Beide Vorschläge haben in den Medien ein überwiegend positives Interesse gefunden, obwohl sie gegen weltweit anerkannte Rechtsgrundsätze und gegen die staatliche Souveränität verstoßen.

Das amerikanische Finanzministerium hat Anfang April einen Kompromiss-Vorschlag für eine weitreichende Reform der globalen Unternehmensbesteuerung vorgelegt. Die Hintergründe für dieses Papier waren schnell gefunden: Die Corona-Krise sowie die Wirtschaft- und Infrastrukturprogramme von Präsident Biden verlangen eine ausreichende Finanzierung. Außerdem müssen zurückliegende Haushaltslöcher der Trump-Regierung geschlossen werden.

Führende europäische Finanzverwaltungen (Frankreich, Deutschland) haben sich der Forderung nach einer Mindeststeuer umgehend angeschlossen; die OECD äußert sich enthusiastisch dahingehend, dass nun der Zeitpunkt zur Verwirklichung langanhaltender Pläne zur Vermeidung eines weltweiten Steuerwettbewerbs gekommen sei.

Es stellt sich jedoch die Frage, ob hier nicht die Rechnung ohne den Wirt gemacht wird. Die betroffenen Großkonzerne wie Amazon, Apple und Google äußern sich nur zögerlich, obwohl der Amazon-Chef Bezos sich positiv vernehmen ließ. Kritischer sind die Stimmen aus den Wirtschaftsinstituten, die auf die große Anzahl auch europäischer Niedrigsteuerländer hinweisen und zurecht davon ausgehen, dass auch diese Länder (genannt seien nur Irland, Niederlande und andere osteuropäische Staaten) ihre Position verteidigen werden. Ebenfalls ist auf europäischer Ebene bisher jegliche weitergehende Harmonisierung der Unternehmenssteuer gescheitert, nicht zuletzt an dem Einstimmigkeitsprinzip laut EU-Vertrag.

Spannend wird auch sein, wie sich China und andere asiatische Länder verhalten, die ebenfalls exportstarke Konzerne beheimaten.

Das Konstrukt der Mindesteuer zielt darauf ab, dass die Unternehmen ihre Gewinne nicht nur im Land der Herstellung der Produkte versteuern, sondern auch in den Absatzgebieten.
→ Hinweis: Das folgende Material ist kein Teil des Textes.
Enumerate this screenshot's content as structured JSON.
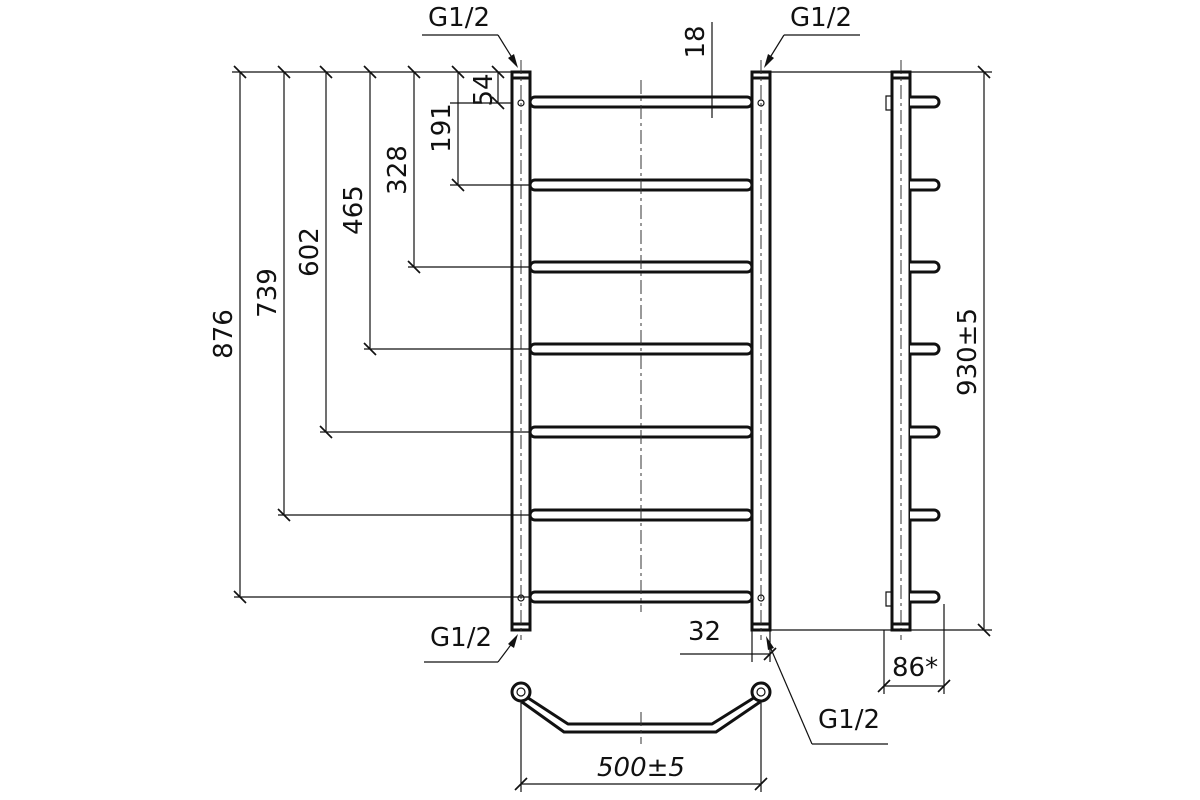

Ein globaler Mindeststeuersatz allein wird eine solche Besteuerung nicht herbeiführen, vielmehr sind dafür weitergehende Verteilungsmechanismen aus der Wertschöpfungskette erforderlich. Die Kritik geht zurecht dahin, dass der Steuersatz alleine unbedeutend ist, wenn die Bemessungsgrundlage nicht definiert ist. Hieran ist schon das Projekt der europäischen, einheitlichen Konzernbesteuerung immer wieder gescheitert.
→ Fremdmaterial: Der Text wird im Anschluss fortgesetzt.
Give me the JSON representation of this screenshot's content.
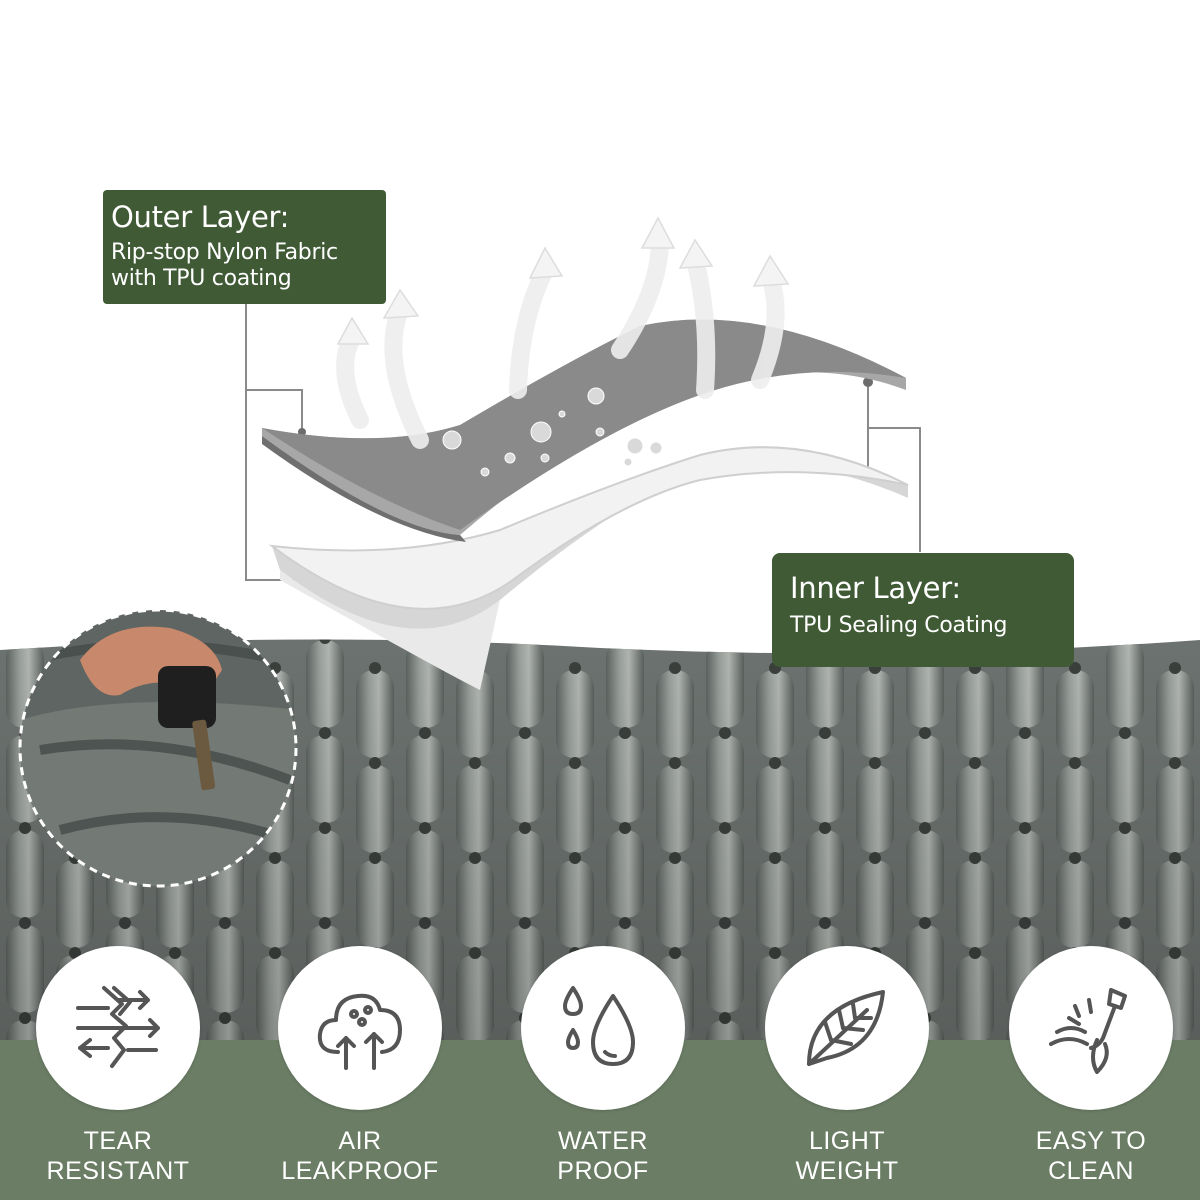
{
  "outer_layer": {
    "title": "Outer Layer:",
    "line1": "Rip-stop Nylon Fabric",
    "line2": "with TPU coating"
  },
  "inner_layer": {
    "title": "Inner Layer:",
    "line1": "TPU Sealing Coating"
  },
  "features": [
    {
      "icon": "tear-resistant-icon",
      "line1": "TEAR",
      "line2": "RESISTANT"
    },
    {
      "icon": "air-leakproof-icon",
      "line1": "AIR",
      "line2": "LEAKPROOF"
    },
    {
      "icon": "water-drops-icon",
      "line1": "WATER",
      "line2": "PROOF"
    },
    {
      "icon": "leaf-icon",
      "line1": "LIGHT",
      "line2": "WEIGHT"
    },
    {
      "icon": "cleaning-spray-icon",
      "line1": "EASY TO",
      "line2": "CLEAN"
    }
  ],
  "colors": {
    "callout_green": "#3f5a35",
    "band_green": "#6b7d65",
    "mat_grey": "#7f8582",
    "icon_stroke": "#555555"
  }
}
Die USA und auch Großbritannien haben unabhängig vom Projekt der globalen Mindeststeuer zuletzt Steuererhöhungen angekündigt. Der amerikanische Satz soll beispielsweise von 21 auf 28% steigen. Hintergrund dieser Maßnahme ist – wie eingangs gesagt – die Corona-Krise. Die jetzige Ankündigung höherer Unternehmenssteuern in Großbritannien ist die erste seit 47 Jahren; also muss die Not groß sein.

Es ist interessant festzuhalten, dass der durchschnittliche Steuersatz auf Unternehmensgewinne im Jahre 1988 bei 40% lag und durch den internationalen Wettbewerb auf unter 24% gesunken ist. Ein diesbezügliches Paradies ist selbstverständlich Irland mit 12,5% Steuersatz auf produktive Gewinne.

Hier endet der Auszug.